Si bien Massa sigue en carrera, no cabe duda de que la gran esperanza opositora es Mauricio Macri aunque, desgraciadamente para el porteño, no le está resultando nada fácil superar todos los obstáculos que sus presuntos socios han erigido en su camino. La coalición que se ha improvisado en torno a su figura es tan enredada que agrupaciones cuyos afiliados lo apoyan en un distrito procuran derrotarlo en otros, atacando con la furia que aquí es tradicional a quienes en teoría pertenecen al mismo equipo o “espacio”. En la cultura política nacional, es considerado normal cuestionar la buena fe de los adversarios, lo que hace más comprensible la proliferación de agrupaciones minúsculas y la falta de por lo menos una que sea equiparable con aquellas que se alternan en el poder en las democracias maduras.

A Martín Lousteau no le gusta ser acusado de ser “funcional” al kirchnerismo, aunque objetivamente, como decían los comunistas, es evidente que sí lo es. También lo son Massa y la progre Margarita Stolbizer. Entre los dos, podrían privar al porteño de los votos que necesitaría para merecer el derecho a competir con Scioli en un eventual ballottage, una posibilidad que no inquietaría a quienes suponen que el jefe del gobierno porteño representa el capitalismo neoliberal salvaje más despiadado, mientras que a pesar de todo el kirchnerismo realmente es un movimiento popular, pero que a buen seguro preocupa a los interesados en los detalles institucionales.
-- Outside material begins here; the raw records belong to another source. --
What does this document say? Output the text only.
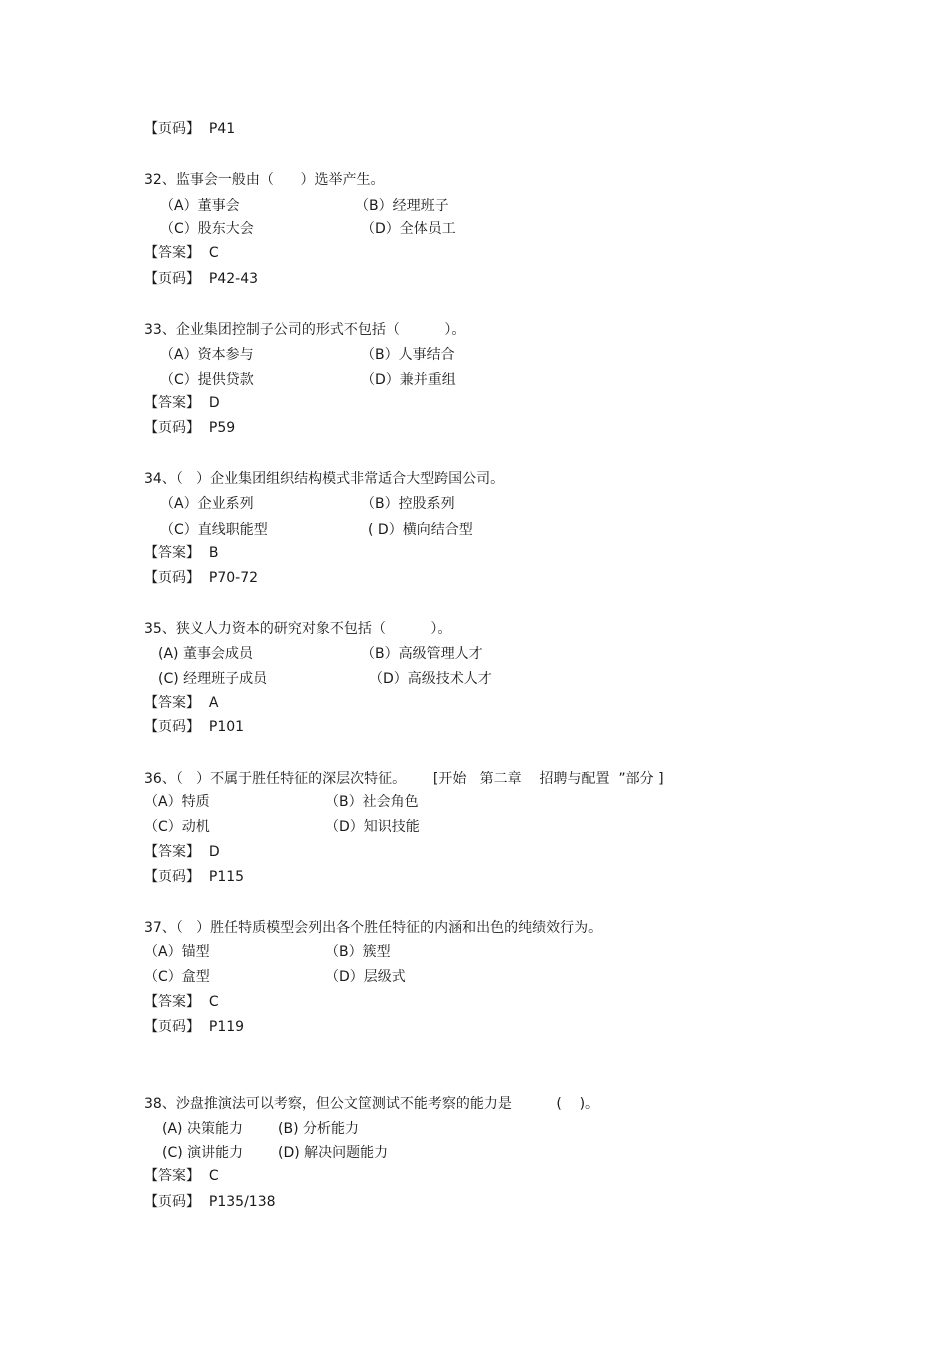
【页码】  P41
32、监事会一般由（      ）选举产生。
（A）董事会	（B）经理班子
（C）股东大会	（D）全体员工
【答案】  C
【页码】  P42-43
33、企业集团控制子公司的形式不包括（          ）。
（A）资本参与	（B）人事结合
（C）提供贷款	（D）兼并重组
【答案】  D
【页码】  P59
34、（   ）企业集团组织结构模式非常适合大型跨国公司。
（A）企业系列	（B）控股系列
（C）直线职能型	( D）横向结合型
【答案】  B
【页码】  P70-72
35、狭义人力资本的研究对象不包括（          ）。
(A) 董事会成员	（B）高级管理人才
(C) 经理班子成员	（D）高级技术人才
【答案】  A
【页码】  P101
36、（   ）不属于胜任特征的深层次特征。      [开始   第二章    招聘与配置  ”部分 ]
（A）特质	（B）社会角色
（C）动机	（D）知识技能
【答案】  D
【页码】  P115
37、（   ）胜任特质模型会列出各个胜任特征的内涵和出色的纯绩效行为。
（A）锚型	（B）簇型
（C）盒型	（D）层级式
【答案】  C
【页码】  P119
38、沙盘推演法可以考察，但公文筐测试不能考察的能力是          (    )。
(A) 决策能力	(B) 分析能力
(C) 演讲能力 (D) 解决问题能力
【答案】  C
【页码】  P135/138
De todos modos, en un país sin partidos políticos genuinos, los dirigentes ambiciosos se ven constreñidos a construir uno propio para que les sirva de vehículo electoral. Es lo que a través de los años ha estado haciendo, con éxito notable, Macri, pero puesto que le ha costado tanto salir de la Capital Federal, ha tenido que aliarse con facciones heterogéneas en el resto del país. Aconsejado por el gurú ecuatoriano Jaime Durán Barba, hasta hace muy poco el jefe del gobierno porteño se inclinaba por anteponer el rigor ideológico –“la pureza”– por encima de la necesidad pragmática de sacar provecho de la materia prima radical o vecinal disponible.
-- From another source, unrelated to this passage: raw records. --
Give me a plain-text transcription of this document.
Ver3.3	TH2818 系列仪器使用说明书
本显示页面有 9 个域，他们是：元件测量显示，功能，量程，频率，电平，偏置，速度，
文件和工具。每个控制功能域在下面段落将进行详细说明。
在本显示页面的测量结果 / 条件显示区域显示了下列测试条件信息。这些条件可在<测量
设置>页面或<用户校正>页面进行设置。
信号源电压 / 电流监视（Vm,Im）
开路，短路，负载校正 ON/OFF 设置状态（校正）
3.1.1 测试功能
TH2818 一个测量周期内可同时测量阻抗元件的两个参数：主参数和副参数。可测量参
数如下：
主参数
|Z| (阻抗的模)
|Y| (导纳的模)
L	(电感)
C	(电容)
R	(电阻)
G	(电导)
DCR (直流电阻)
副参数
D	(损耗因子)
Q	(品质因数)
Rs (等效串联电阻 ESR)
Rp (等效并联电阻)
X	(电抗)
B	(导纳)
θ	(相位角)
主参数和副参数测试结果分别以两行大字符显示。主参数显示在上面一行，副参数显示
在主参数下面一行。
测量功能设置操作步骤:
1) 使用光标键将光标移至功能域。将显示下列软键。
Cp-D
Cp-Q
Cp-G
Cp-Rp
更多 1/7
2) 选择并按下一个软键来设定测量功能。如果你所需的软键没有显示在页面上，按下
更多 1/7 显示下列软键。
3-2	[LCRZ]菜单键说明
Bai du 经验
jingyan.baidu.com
A primera vista, se trataba de una opción razonable por basarse en la presunción de que lo que la Argentina necesitaba más que nada era un gran partido centroderechista, moderadamente conservador, como los existentes en todos los demás países democráticos, pero pronto se haría patente que, a menos que estuviera dispuesto a esperar algunos años más, le sería forzoso vincularse con socios de ideas bastante distintas. A juicio de muchos, la negativa de Macri a tomar en serio las prioridades de aliados en potencia le costó a PRO un triunfo relativamente fácil en Santa Fe y también lo perjudicará mucho en la madre de todas las batallas que se librará en la provincia de Buenos Aires.

Para Macri, el resultado de la primera vuelta en la Capital Federal fue motivo de cierto alivio, pero con toda seguridad hubiera preferido una victoria más contundente que la anotada por Horacio Rodríguez Larreta. Con el 45,6 por ciento de los votos, el candidato de Pro se distanció de sus rivales inmediatos y eliminó al candidato kirchnerista, pero no pudo ahorrarle a su jefe la necesidad de continuar buscando votos en su propio feudo antes de concentrarse en conquistar voluntades en el territorio aún inhóspito que se extiende allende la avenida General Paz. Para lograrlo, Macri tendría que brindar la impresión de estar surfeando sobre una ola gigantesca de cambio que pronto inundará buena parte del país. Aunque según algunos el macrismo está avanzando con rapidez en distintas zonas del interior en que el atraso cambiario y otros logros del “modelo” de Cristina han tenido un impacto devastador sobre las precarias economías regionales, todavía le falta mucho para que la mayoría decida que, dadas las circunstancias, no le queda más alternativa que la de confiar en las dotes administrativas del hacedor porteño.